To my eyes, the X2D files just look a lot cleaner. But the GFX looks more film-like, whic is one of my goals. Both have too many pixels for my liking (too good), yielding terribly heavy files (not good enough), with the GFX a lot better in that respect. The X2D is recognised as having the better IBIS, but the GFX has the more interesting zooms, and is better with adapted lenses. I like the GFX’s platform approach and dislike the X2D’s system appraoch. And the X2D price just isn’t good enough.

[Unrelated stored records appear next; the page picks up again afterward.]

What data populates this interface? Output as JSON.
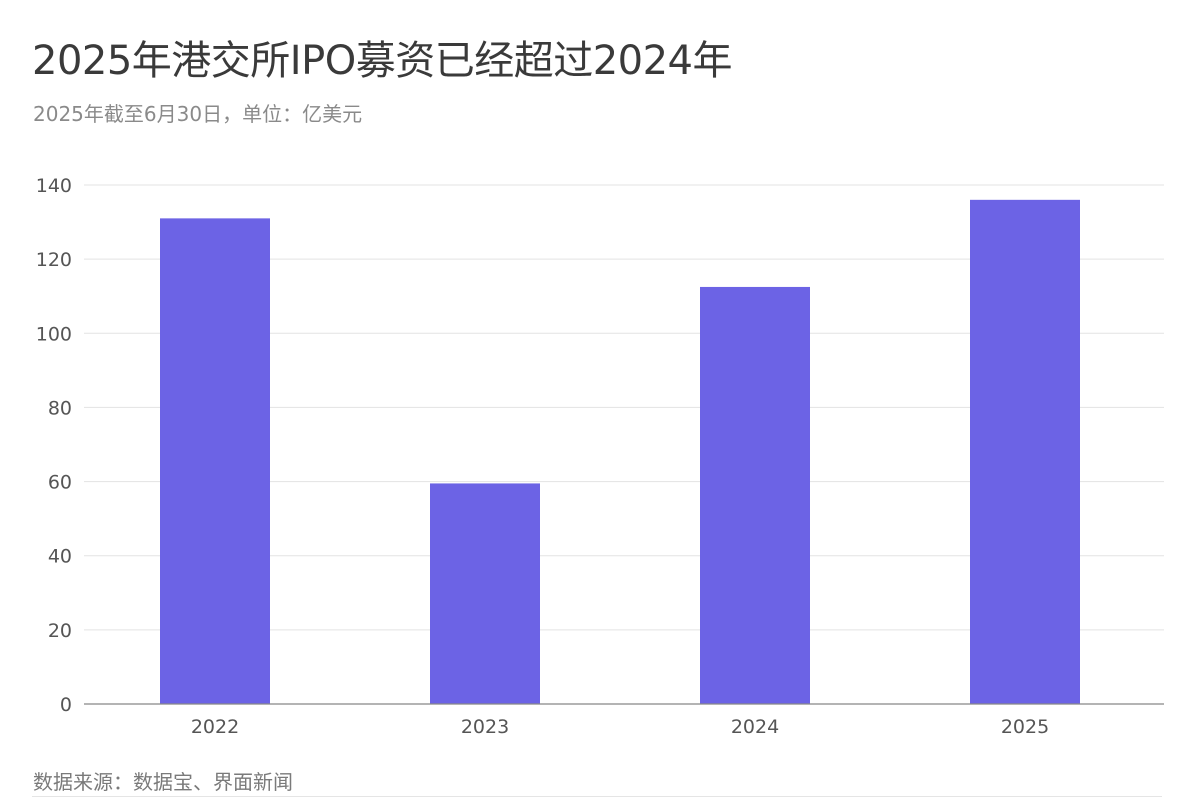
{
  "header": {
    "title": "2025年港交所IPO募资已经超过2024年",
    "subtitle": "2025年截至6月30日，单位：亿美元"
  },
  "footer": {
    "source": "数据来源：数据宝、界面新闻"
  },
  "chart_data": {
    "type": "bar",
    "title": "2025年港交所IPO募资已经超过2024年",
    "subtitle": "2025年截至6月30日，单位：亿美元",
    "categories": [
      "2022",
      "2023",
      "2024",
      "2025"
    ],
    "values": [
      131,
      59.5,
      112.5,
      136
    ],
    "ylim": [
      0,
      140
    ],
    "yticks": [
      0,
      20,
      40,
      60,
      80,
      100,
      120,
      140
    ],
    "xlabel": "",
    "ylabel": "",
    "grid": true,
    "legend": "none",
    "colors": {
      "bar": "#6c63e5",
      "grid": "#e3e3e3",
      "axis": "#888888"
    }
  }
}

At the end of the day, it’s the final images that matter most to me. In that respect, I just will not tolerate good enough and want the best possible colours and tonal range. So the X2D will probably win. If I buy anything, to begin with.
Back in Black
Likewise, dynamic range matters more to me than ISO ability. Human eyes are used to seeing pitch black but no human eye-brain experiences highlight clipping, which I absolutely loath. ISO3200 is plenty good enough for me. Others, less interested in cinematic suspension of disbelief and more in capturing the natural world, for instance, will feel the opposite way and will revel in 51200 and 10 bits of DR.
So, here’s the deal.
We tend to consider product selection in the light of the the polar opposites of absolute best performance and price. When in fact, choosing in a satisfactory manner is far more concerned with deciding what dimensions can be good enough and which you cannot, will not, negociate. It’s what makes you you, and your photographs yours. Give it good enough thought.